A shin splint in its simplest form is when the muscles and tendons of the lower leg pull away from the tibia. It is possible to have a shin splint that results in muscle and tendon damage to the fibula as well; however, this is much less likely since shin splints usually are associated with pain in the front of the lower leg, rather than the side.
Shin splints are typically caused by overstraining the muscles along the front of the leg. Running, dancing and various other activities can cause the muscles stress and fatigue, however it is weight that is sometimes blamed for shin splints. It is important to notice that rather than weight being the factor that determines shin splints, it is instead the impact of the weight onto the legs and muscles that cause shin splints. Because of this, it is possible for someone who weights 80 pounds to experience shin splints, just as someone who weights 300 pounds can experience shin splints.
Some of the methods that can really agitate the muscles are running or exercising on extremely stiff and hard surfaces such as concrete for prolonged periods of time, exercising or running on ground that is uneven causing additional strain on the muscles at times and even wearing shoes that do not fit properly can cause additional strain. Other factors that can increase the risks of shin splints include running or exercising uphill or downhill frequently and even starting an exercise program after a previously sedative lifestyle.
Avoiding shin splints may seem like an impossible task, however with some careful consideration paid to how your body functions and how you take care of yourself, it is possible to reduce the number of shin splints that you get. Remember, prevention should always be your priority, so that you reduce the time you spend healing after an injury.

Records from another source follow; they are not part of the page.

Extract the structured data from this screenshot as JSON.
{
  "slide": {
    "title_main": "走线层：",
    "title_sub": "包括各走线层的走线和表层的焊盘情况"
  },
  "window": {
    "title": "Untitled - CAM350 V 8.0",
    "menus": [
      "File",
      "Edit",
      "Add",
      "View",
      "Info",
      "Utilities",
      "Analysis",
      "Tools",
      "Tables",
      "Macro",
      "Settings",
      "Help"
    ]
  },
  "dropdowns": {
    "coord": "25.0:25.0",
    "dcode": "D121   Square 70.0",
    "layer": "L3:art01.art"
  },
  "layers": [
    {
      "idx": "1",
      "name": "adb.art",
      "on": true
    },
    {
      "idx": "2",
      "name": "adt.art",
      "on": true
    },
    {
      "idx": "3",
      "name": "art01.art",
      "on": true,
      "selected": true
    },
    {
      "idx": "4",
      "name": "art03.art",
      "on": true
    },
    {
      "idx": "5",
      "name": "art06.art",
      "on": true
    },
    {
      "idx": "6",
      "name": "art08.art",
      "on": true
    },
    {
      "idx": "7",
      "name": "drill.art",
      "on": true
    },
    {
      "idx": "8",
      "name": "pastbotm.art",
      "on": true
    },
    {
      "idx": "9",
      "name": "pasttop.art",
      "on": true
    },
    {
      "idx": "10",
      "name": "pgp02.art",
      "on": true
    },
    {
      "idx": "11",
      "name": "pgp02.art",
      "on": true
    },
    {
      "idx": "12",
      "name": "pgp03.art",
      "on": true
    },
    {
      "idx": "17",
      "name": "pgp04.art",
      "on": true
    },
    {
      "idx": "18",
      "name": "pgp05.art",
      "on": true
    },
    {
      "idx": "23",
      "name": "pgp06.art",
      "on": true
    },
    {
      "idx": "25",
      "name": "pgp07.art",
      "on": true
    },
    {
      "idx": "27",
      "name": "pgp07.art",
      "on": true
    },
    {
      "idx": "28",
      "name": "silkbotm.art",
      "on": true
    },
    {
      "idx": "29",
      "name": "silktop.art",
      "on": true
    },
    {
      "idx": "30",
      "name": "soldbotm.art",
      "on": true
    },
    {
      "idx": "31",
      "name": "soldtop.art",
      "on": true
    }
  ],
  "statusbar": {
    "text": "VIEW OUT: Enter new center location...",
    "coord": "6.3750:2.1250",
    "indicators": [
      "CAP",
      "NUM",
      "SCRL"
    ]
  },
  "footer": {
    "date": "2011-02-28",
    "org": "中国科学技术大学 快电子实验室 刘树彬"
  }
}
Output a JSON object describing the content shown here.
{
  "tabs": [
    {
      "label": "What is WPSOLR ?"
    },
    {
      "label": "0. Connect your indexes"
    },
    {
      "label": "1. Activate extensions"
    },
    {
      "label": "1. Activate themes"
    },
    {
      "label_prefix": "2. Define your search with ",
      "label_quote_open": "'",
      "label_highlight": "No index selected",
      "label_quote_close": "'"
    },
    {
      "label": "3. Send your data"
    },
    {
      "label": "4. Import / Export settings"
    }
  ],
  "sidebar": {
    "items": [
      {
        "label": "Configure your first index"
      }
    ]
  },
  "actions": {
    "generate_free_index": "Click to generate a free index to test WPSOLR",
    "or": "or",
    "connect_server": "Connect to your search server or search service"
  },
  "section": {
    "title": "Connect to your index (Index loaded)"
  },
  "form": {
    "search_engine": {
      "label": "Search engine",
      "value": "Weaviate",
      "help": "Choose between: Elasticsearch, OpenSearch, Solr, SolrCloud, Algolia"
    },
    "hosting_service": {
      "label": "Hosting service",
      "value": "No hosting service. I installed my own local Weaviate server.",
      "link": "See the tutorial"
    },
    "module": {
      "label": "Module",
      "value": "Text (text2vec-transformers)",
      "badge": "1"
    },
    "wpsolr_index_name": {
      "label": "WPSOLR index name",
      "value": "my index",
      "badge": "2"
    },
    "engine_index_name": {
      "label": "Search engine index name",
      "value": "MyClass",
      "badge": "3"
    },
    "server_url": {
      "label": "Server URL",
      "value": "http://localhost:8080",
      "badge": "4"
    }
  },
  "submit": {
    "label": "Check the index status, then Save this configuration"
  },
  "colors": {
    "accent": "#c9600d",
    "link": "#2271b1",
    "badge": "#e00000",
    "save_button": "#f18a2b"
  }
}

Your first consideration should be your shoes. Having the wrong shoes can be a huge mistake. Whether they fit wrong, are they are just of poor quality having the wrong shoes is like pulling the muscles from your leg yourself. Ensuring you always wear shoes that fit appropriately and provide the support and cushioning that you need can ensure that you are reducing your risk. Additionally, you should never wear tennis shoes to play basketball if you play frequently for example. Sports that you play quite frequently you should invest in the appropriate shoes that are designed to support your feet properly during play.
Next, you should always carefully warm up before ever starting to play. This will allow your muscles even those along the tibia to slowly stretch and become more fluid before moving into faster and more stressful movements. This is an essential step that cannot be missed.
Additionally, carefully checking where you are exercising is another way to prevent shin splints. Avoid exercising on concrete and other extremely hard surfaces. Choose gyms that offer suspended floors under equipment and choose grassy areas that are flat, rather than riddles with holes and slopes.
Your last step should be to engage in a strength and conditioning class. Generally, this short class lasts about 20-30 minutes and helps to slowly and carefully strengthen all of the muscles in your body. Remember, prevention should be your best friend.